David Schoen: This lie traveled around the world a few times. It made its way into the Biden campaign talking points and ended up on the Senate floor, the Charlottesville lie, “very fine people on both sides,” except that isn’t all he said. And they knew it then, and they know it now. Watch this.
Donald Trump: But you also had people that were very fine people on both sides.
Tim: Okay, that’s the only part the House managers used to show that Trump is a full-on white supremacist. And one more time for posterity, here’s the part they censored years ago, and then again for the latest impeachment show trial.
Trump: You had people in that group that were there to protest the taking down of, to them, a very, very important statue and the renaming of a park from Robert E. Lee to another name. You’re changing history. You’re changing culture … And you had people, and I’m not talking about the neo-Nazis and the white nationalists because they should be condemned totally.
Tim: So there it is one more time for you. Proof positive that the left’s signature claim, its smoking gun proving Trump is an unreconstructed racist, is based entirely on a falsehood.
But we’ve got bigger things on our minds these days than Biden or Trump, like the vaccine. More than two million people a day are now being vaccinated, but CDC Director Rochelle Walensky says we can’t let our guard down.
Rochelle Walensky: We are still at about a hundred thousand cases a day. We are still at around 1,500 to 3,500 deaths per day. The cases are more than two and a half fold times what we saw over the summer.
Tim: But what’s roiling parents across the country right now is all the public schools that aren’t letting kids back into school even though young children are the lowest risk group of all.
Walensky: We know that most of the disease that comes into the school comes into the community, and with universal mask-wearing, we know that there’s very limited transmission within the schools and that that transmission is largely from staff to staff.

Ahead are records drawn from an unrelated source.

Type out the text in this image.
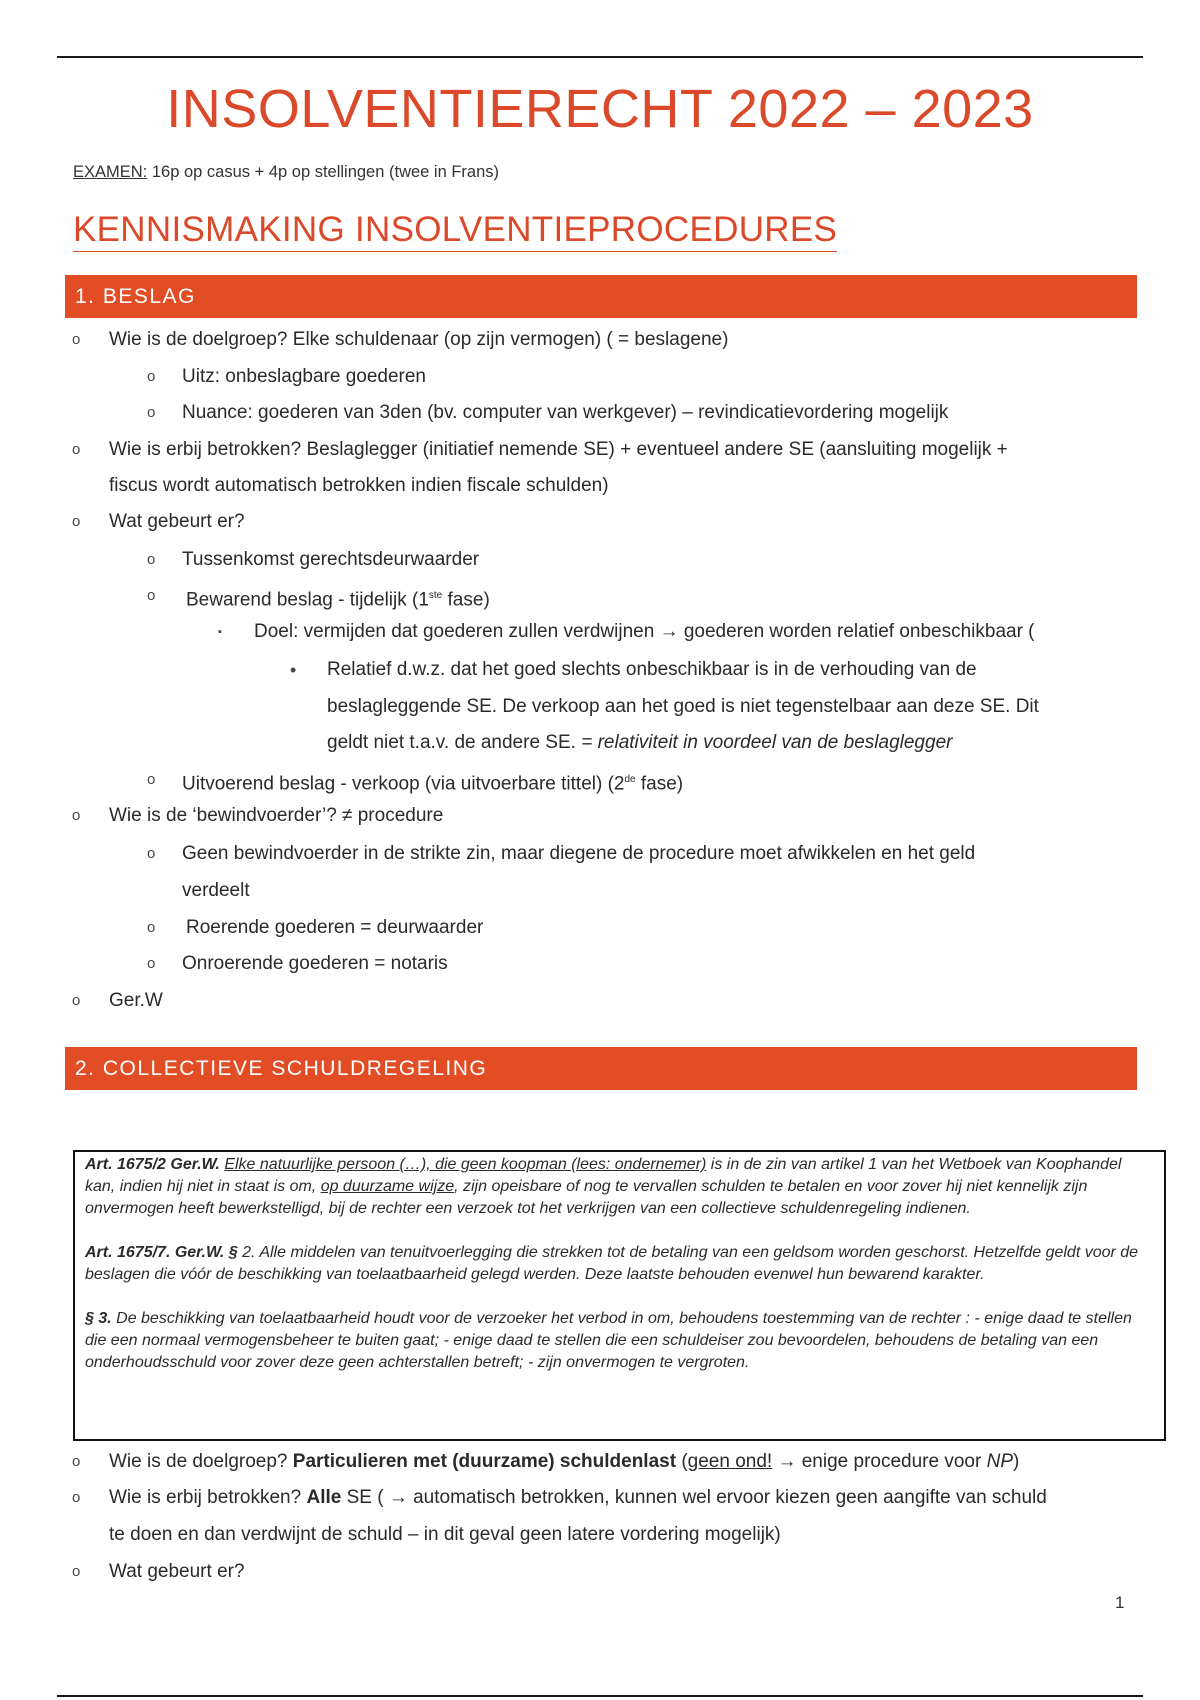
INSOLVENTIERECHT 2022 – 2023
EXAMEN: 16p op casus + 4p op stellingen (twee in Frans)
KENNISMAKING INSOLVENTIEPROCEDURES
1. BESLAG
o Wie is de doelgroep? Elke schuldenaar (op zijn vermogen) ( = beslagene)
o Uitz: onbeslagbare goederen
o Nuance: goederen van 3den (bv. computer van werkgever) – revindicatievordering mogelijk
o Wie is erbij betrokken? Beslaglegger (initiatief nemende SE) + eventueel andere SE (aansluiting mogelijk +
fiscus wordt automatisch betrokken indien fiscale schulden)
o Wat gebeurt er?
o Tussenkomst gerechtsdeurwaarder
o Bewarend beslag - tijdelijk (1ste fase)
▪ Doel: vermijden dat goederen zullen verdwijnen → goederen worden relatief onbeschikbaar (
• Relatief d.w.z. dat het goed slechts onbeschikbaar is in de verhouding van de
beslagleggende SE. De verkoop aan het goed is niet tegenstelbaar aan deze SE. Dit
geldt niet t.a.v. de andere SE. = relativiteit in voordeel van de beslaglegger
o Uitvoerend beslag - verkoop (via uitvoerbare tittel) (2de fase)
o Wie is de ‘bewindvoerder’? ≠ procedure
o Geen bewindvoerder in de strikte zin, maar diegene de procedure moet afwikkelen en het geld
verdeelt
o Roerende goederen = deurwaarder
o Onroerende goederen = notaris
o Ger.W
2. COLLECTIEVE SCHULDREGELING

Art. 1675/2 Ger.W. Elke natuurlijke persoon (…), die geen koopman (lees: ondernemer) is in de zin van artikel 1 van het Wetboek van Koophandel kan, indien hij niet in staat is om, op duurzame wijze, zijn opeisbare of nog te vervallen schulden te betalen en voor zover hij niet kennelijk zijn onvermogen heeft bewerkstelligd, bij de rechter een verzoek tot het verkrijgen van een collectieve schuldenregeling indienen.

Art. 1675/7. Ger.W. § 2. Alle middelen van tenuitvoerlegging die strekken tot de betaling van een geldsom worden geschorst. Hetzelfde geldt voor de beslagen die vóór de beschikking van toelaatbaarheid gelegd werden. Deze laatste behouden evenwel hun bewarend karakter.

§ 3. De beschikking van toelaatbaarheid houdt voor de verzoeker het verbod in om, behoudens toestemming van de rechter : - enige daad te stellen die een normaal vermogensbeheer te buiten gaat; - enige daad te stellen die een schuldeiser zou bevoordelen, behoudens de betaling van een onderhoudsschuld voor zover deze geen achterstallen betreft; - zijn onvermogen te vergroten.

o Wie is de doelgroep? Particulieren met (duurzame) schuldenlast (geen ond! → enige procedure voor NP)
o Wie is erbij betrokken? Alle SE ( → automatisch betrokken, kunnen wel ervoor kiezen geen aangifte van schuld
te doen en dan verdwijnt de schuld – in dit geval geen latere vordering mogelijk)
o Wat gebeurt er?
1
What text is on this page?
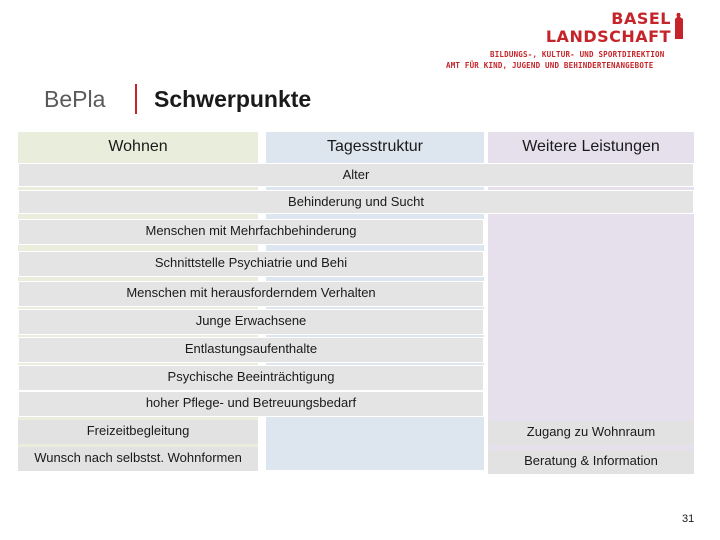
BASEL
LANDSCHAFT
BILDUNGS-, KULTUR- UND SPORTDIREKTION
AMT FÜR KIND, JUGEND UND BEHINDERTENANGEBOTE
BePla Schwerpunkte
Wohnen	Tagesstruktur	Weitere Leistungen
Alter
Behinderung und Sucht
Menschen mit Mehrfachbehinderung
Schnittstelle Psychiatrie und Behi
Menschen mit herausforderndem Verhalten
Junge Erwachsene
Entlastungsaufenthalte
Psychische Beeinträchtigung
hoher Pflege- und Betreuungsbedarf
Freizeitbegleitung
Wunsch nach selbstst. Wohnformen
Zugang zu Wohnraum
Beratung & Information
31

Tim: Meaning the teacher-union objections to returning to in-person teaching have only to do with themselves and not the students.
Finally, the first fallout from the 2020 census. Further confirmation that the population trends in this country are from North to South — now reflected in meaningful changes to the apportionment of Electoral College votes for the next two presidential elections. YouTube put together a useful video summarizing the changes.
YouTube Narrator: There’s been a general trend around certain regions of the country, most notably the Rust Belt region, Wisconsin, Michigan, Pennsylvania, Ohio, Iowa, Minnesota. This region had a much larger population in years past. When you’re looking at a lot of these states in terms of their previous electoral presence, they had more electoral votes in the past. Now they’ve since lost them, and they are on track to lose even more moving past this year. These states have fluctuated back and forth, traditionally are Democratic states, but as the population does decrease, the Democratic Party’s chances of victory there do get slimmer. We’re talking Milwaukee. We’re talking Minneapolis. We’re talking Detroit, Michigan, Philadelphia.
Tim: As it stacks up for the next two elections, ten states have lost enough population in the last ten years to each lose one electoral vote. Seven of those were won by Biden in 2020. Five states will gain one electoral vote — two for Trump, three for Biden. And there are the big ones with the fastest rising populations in the country, both won by Trump: Florida picks up two more electoral votes and Texas three. All in all, it’s a total shift of 14 electoral votes from blue to red — 14 out of 538 — not earth-shaking, but not insignificant. And certainly enough to make the difference in a close election.